TYLER, Texas (KLTV) - As Texas enters the next phase of re-opening its economy, a German lawmaker is sharing insight into his country’s strategy for emerging from lockdown, while managing the spread of COVID-19.
Peter Beyer, a member of the Bundestag, Germany’s lower house of parliament, credits his country’s successful response to the pandemic on coordination among the federal government and its 16 state parliaments.
“I think it was very good that they tried rather reasonably to coordinate their politics, their moves.”
As lockdown restrictions are being relaxed and businesses slowly reopen in western Europe, the number of deaths related to COVID-19 in Germany has remained around 8 thousand, which is starkly fewer than neighboring countries France, Space, Italy, and the United Kingdom.
By comparison, the United States has more than four times the population of Germany. As of Tuesday, the U.S. had a seemingly disproportionate number of COVID-19 fatalities, nearly 11 times the number reported by Germany.
“A little over 8 thousand (deaths) is bad enough. But I think it was very, very calmly managed. (Chancellor) Angela Merkel was a very good crisis manager before and it proved to be the case this time as well.”
In early May, a monthly poll released by public broadcaster ARD indicated two-thirds of those surveyed approved of the German government’s handling of the pandemic.
Beyer says the biggest success in the management of the crisis came from German citizens’ compliance with lockdowns and other social distancing requirements.
“They understood that there’s some need, there’s some emergency which is affecting each and everybody’s lives and could affect each and everybody’s health and maybe even life. So they played by the rules for a long time.”

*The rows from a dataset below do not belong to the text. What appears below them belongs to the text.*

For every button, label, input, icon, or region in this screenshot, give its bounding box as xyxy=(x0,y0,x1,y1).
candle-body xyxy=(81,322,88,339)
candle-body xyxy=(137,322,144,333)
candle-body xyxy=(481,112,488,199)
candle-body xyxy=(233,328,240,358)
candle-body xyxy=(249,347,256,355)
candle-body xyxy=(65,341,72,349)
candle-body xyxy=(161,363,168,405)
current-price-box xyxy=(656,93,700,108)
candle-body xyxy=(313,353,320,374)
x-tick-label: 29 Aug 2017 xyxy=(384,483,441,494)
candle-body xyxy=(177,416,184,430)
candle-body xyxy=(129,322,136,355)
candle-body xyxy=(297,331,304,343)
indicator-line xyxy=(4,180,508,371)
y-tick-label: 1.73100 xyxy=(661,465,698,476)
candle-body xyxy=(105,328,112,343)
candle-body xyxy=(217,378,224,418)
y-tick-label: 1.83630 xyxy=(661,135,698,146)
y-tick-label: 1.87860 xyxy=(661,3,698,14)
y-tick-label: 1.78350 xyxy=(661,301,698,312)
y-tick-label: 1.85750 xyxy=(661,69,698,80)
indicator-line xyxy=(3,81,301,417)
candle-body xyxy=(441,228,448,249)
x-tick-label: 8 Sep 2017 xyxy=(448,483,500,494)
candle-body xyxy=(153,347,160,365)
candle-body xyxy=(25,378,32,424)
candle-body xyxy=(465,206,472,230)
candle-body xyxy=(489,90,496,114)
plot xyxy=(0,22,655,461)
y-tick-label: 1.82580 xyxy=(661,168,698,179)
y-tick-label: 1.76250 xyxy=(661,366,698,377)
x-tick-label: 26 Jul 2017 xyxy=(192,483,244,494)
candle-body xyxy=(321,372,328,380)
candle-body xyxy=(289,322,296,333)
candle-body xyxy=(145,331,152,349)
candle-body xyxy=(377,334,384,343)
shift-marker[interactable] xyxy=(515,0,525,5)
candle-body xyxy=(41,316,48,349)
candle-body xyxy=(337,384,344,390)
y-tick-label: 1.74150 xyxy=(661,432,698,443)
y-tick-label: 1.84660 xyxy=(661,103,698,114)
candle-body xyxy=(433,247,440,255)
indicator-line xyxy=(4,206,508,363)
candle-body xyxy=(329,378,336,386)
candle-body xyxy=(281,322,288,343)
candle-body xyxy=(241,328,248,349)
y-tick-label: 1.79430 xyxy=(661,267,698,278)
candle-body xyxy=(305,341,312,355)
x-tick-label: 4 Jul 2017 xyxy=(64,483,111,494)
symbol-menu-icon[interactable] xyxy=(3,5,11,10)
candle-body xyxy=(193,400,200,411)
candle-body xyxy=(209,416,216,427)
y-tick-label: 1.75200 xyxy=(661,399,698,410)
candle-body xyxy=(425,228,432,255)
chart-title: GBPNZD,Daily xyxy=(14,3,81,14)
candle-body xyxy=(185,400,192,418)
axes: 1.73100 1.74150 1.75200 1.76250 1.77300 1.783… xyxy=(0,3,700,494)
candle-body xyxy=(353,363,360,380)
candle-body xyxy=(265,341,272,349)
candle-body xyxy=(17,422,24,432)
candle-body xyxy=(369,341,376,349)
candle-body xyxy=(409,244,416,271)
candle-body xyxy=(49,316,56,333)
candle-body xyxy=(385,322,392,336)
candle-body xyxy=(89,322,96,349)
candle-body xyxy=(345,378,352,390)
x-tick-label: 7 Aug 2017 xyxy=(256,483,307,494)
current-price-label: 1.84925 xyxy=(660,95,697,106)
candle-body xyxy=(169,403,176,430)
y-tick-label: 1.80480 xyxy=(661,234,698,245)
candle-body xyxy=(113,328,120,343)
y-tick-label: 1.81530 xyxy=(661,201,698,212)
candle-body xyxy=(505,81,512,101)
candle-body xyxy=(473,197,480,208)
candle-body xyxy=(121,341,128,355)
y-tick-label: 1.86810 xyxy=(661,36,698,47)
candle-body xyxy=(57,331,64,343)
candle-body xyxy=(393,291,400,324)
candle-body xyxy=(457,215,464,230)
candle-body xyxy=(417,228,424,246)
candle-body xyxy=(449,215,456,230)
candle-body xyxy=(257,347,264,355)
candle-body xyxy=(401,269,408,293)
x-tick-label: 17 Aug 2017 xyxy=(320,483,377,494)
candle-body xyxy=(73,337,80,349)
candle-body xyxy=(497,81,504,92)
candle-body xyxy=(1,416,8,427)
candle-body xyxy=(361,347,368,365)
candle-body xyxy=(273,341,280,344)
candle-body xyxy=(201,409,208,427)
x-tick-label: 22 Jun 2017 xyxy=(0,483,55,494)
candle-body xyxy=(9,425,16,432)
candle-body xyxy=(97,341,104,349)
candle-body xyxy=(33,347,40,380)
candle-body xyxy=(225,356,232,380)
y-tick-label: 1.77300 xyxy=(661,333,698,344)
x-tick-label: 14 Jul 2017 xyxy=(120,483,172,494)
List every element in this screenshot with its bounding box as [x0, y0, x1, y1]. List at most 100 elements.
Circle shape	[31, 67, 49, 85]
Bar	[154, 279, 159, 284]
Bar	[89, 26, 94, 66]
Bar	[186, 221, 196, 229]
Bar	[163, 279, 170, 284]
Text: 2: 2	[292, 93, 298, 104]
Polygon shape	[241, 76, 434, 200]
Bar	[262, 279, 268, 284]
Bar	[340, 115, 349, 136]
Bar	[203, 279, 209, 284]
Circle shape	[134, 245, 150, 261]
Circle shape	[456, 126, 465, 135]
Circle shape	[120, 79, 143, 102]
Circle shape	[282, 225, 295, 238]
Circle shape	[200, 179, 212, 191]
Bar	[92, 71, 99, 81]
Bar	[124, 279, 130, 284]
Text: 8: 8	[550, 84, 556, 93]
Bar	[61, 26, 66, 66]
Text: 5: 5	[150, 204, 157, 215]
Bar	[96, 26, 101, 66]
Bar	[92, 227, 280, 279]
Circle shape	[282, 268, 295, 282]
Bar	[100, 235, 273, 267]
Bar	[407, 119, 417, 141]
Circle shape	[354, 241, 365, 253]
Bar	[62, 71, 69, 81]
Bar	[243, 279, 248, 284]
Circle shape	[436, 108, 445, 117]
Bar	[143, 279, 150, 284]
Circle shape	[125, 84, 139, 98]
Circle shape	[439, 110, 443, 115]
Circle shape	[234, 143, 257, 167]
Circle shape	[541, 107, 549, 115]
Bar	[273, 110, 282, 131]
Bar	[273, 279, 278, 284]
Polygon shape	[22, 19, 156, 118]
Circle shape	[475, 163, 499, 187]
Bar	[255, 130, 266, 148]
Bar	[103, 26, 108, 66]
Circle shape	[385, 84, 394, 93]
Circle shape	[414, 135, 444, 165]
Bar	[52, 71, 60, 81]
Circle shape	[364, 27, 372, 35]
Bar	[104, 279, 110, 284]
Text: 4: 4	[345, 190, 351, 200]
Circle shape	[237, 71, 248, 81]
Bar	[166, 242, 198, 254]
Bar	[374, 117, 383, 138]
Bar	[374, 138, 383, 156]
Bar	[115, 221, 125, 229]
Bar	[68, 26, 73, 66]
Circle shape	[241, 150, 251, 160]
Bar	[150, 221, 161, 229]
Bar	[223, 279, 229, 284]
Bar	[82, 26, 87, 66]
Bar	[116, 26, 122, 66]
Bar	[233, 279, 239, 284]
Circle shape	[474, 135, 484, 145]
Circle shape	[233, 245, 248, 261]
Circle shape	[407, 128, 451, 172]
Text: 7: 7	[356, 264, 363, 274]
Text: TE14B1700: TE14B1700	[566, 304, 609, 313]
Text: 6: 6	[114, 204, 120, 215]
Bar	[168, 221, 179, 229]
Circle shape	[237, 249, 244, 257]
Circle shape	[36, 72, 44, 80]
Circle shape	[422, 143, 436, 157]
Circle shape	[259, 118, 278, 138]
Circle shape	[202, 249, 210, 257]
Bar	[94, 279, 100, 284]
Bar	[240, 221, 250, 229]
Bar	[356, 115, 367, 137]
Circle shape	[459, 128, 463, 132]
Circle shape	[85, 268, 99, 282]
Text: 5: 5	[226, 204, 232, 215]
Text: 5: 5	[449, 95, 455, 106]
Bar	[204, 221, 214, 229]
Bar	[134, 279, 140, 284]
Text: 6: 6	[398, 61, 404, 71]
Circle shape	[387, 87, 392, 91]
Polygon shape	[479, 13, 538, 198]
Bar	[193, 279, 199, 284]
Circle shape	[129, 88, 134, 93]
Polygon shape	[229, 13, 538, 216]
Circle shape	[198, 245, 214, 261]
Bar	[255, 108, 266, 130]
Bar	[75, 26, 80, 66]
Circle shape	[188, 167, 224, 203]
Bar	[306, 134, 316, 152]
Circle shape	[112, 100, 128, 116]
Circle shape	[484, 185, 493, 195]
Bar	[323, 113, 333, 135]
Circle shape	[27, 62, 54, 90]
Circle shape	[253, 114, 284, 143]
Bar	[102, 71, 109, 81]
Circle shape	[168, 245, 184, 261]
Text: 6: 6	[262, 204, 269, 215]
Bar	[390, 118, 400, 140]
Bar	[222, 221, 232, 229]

Certain non-essential shops in Germany were allowed to open in late April. By the first week of May, some schools across the country had reopened. The German Bundesliga soccer league resumed matches Saturday, without spectators.
The German government’s ban on gatherings of more than two individuals who do not live in the same household will remain in place, while the use of face masks is strongly encouraged.
In the meantime, many of Beyer’s government duties have shifted from face-to-face to virtual meetings. A member of Merkel’s conservative Christian Democratic Union, Beyer represents a district near Düsseldorf and serves as Coordinator of Transatlantic Cooperation for the German government. With travel restrictions still in place, his monthly trips to the U.S. have completely stopped, though, he is still able to travel by train to Berlin.
Even with the easing of some contact restrictions, Beyer predicts some aspects of life may never change, like fewer handshakes.
“I hope that does not mean that we are not meeting people as often as before. That we are not as close to people. That we are not interacting as before. Because I think the short, physical contact of shaking a hand, or if you know someone really well, a hug or so, it is important that it’s there.”
Among the many challenges of the crisis, Beyer said the European Commission is already coordinating a joint plan to respond to misinformation.
“All our intelligence services say there is very concrete, and in not in small amounts, a campaign of disinformation, both by Russia and by China, abusing specifically the current pandemic situation.”
Beyer says the biggest lesson to be learned from this historic crisis will be the importance of collaboration, identifying best practices, and sharing that information freely.
“And then sit together and see how we can be much better prepared for the next pandemic, which is a sure thing to come.”